Fitch gives Sri Lanka sovereign bond BB- rating; warns against bad budgets and war

Oct 08, 2007 (LBO) – Fitch Ratings has given a speculative BB- rating for Sri Lanka’s upcoming sovereign bond but warned that a worsening conflict could cause a credit downgrade and called for lower inflation and better budgets. “Steering inflation back down to single digits will be essential for sustaining strong economic growth and containing the government’s debt service costs,” Fitch sovereign ratings director Paul Rawkins said.

Sri Lanka’s inflation is now running at 17.3 percent as monetary policy was not tight enough to contain expansionary fiscal policy.

Fitch said the outlook on the rating was lowered to negative in April 2006 after an internal conflict with the separatist Tamil Tigers intensified, because it could lower growth, undermine economic stability and affect Sri Lanka’s ability to repay debt.

If the war worsened and hit government finances and the economy harder, Fitch warned that it will have to downgrade Sri Lanka’s sovereign rating.

Standard & Poor’s has already given Sri Lanka a rating a notch below at B+ but recently lifted the outlook to stable.

Fitch said better budgets were needed if Sri Lanka was going to make it a habit to borrow commercially abroad.

“Fitch opines that concerted fiscal consolidation is required to reduce the vulnerability of the economy and the public finances to adverse shocks and to smooth the transition to less concessional sources of fiscal and external funding,” the agency said.

Fitch says it does not believe that the opposition United National Party would “wilfully default” on the bond as it had threatened to do, should it come to power in the future.

The UNP has publicly challenged the legality and the economic rationale for the bond issue and has threatened to disavow the debt and withhold payments on the bond, while the government has said that it was properly authorised.

“…Fitch currently judges that any future UNP administration would not wilfully default,” the rating agency said.

Sri Lanka is hoping to raise 500 million dollars in international markets and has appointed HSBC, JPMorgan and Barclays Capital as lead managers for the issuance.

Fitch said Sri Lanka’s economy has shown “remarkable resilience” over a long period of time, having negative growth once at the height of the war in 2001.

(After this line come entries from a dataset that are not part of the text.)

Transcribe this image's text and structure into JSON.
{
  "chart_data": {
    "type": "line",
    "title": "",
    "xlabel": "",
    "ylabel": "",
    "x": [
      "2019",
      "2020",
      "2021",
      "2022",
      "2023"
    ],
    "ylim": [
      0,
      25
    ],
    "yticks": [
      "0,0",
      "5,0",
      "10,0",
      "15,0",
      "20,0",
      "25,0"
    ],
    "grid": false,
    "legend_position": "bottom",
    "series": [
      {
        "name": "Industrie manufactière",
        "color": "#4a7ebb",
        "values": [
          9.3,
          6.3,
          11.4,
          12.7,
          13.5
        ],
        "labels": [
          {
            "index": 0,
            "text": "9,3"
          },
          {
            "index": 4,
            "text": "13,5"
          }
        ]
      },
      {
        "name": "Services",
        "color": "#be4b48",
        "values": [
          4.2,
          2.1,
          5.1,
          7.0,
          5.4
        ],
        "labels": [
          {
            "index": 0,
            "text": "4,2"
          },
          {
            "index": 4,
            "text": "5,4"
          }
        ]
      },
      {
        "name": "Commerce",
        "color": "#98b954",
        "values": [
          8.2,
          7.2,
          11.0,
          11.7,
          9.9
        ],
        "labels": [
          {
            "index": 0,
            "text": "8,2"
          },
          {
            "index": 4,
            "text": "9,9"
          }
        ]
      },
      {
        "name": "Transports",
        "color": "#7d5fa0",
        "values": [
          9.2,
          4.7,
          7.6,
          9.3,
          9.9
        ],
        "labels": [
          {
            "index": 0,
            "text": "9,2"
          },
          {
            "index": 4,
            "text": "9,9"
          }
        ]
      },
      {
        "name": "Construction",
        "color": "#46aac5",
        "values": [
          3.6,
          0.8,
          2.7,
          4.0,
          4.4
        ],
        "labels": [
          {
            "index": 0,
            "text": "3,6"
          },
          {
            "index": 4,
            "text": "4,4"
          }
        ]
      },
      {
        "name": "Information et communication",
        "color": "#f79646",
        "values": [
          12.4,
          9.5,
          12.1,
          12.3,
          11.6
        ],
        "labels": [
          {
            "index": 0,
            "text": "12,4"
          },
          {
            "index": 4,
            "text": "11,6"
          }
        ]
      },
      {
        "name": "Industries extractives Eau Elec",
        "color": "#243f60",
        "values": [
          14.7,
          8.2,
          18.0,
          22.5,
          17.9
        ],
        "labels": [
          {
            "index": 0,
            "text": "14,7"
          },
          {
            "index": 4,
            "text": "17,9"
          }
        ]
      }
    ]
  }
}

Economic growth was 7.4 percent last year, the highest in two decades with higher domestic investment and record foreign remittances of 8 percent of gross domestic product (GDP).

In 2007 growth has slowed to 6 percent and inflation had risen to 17 percent driving yields on government debt to similar levels.

Fitch says that Sri Lanka has an unblemished debt service record – a rare trait among sub-investment grade sovereigns. In 2006 public debt had fallen slightly.

“Nonetheless, public debt remains high by the standards of rating peers at 93 percent of GDP and interest payments absorb almost 30 percent of government revenues, notwithstanding the concessional nature of much external public debt,” Fitch said.

Fitch said if the war affected growth and delayed trimming the budget deficit (including grants) which was 7.3 percent of GDP last year, the government may not be able to reduce national debt to 76 percent of GDP by 2010 as planned.

High levels of human capital development, good governance, reasonably strong institutions and a liberal economic climate, were in Sri Lanka’s favour, while the war remained against the country.

Fitch said the outlook on the rating could be lifted to stable from negative if inflation was brought down, budgets became better and the risk of war to government finances reduced.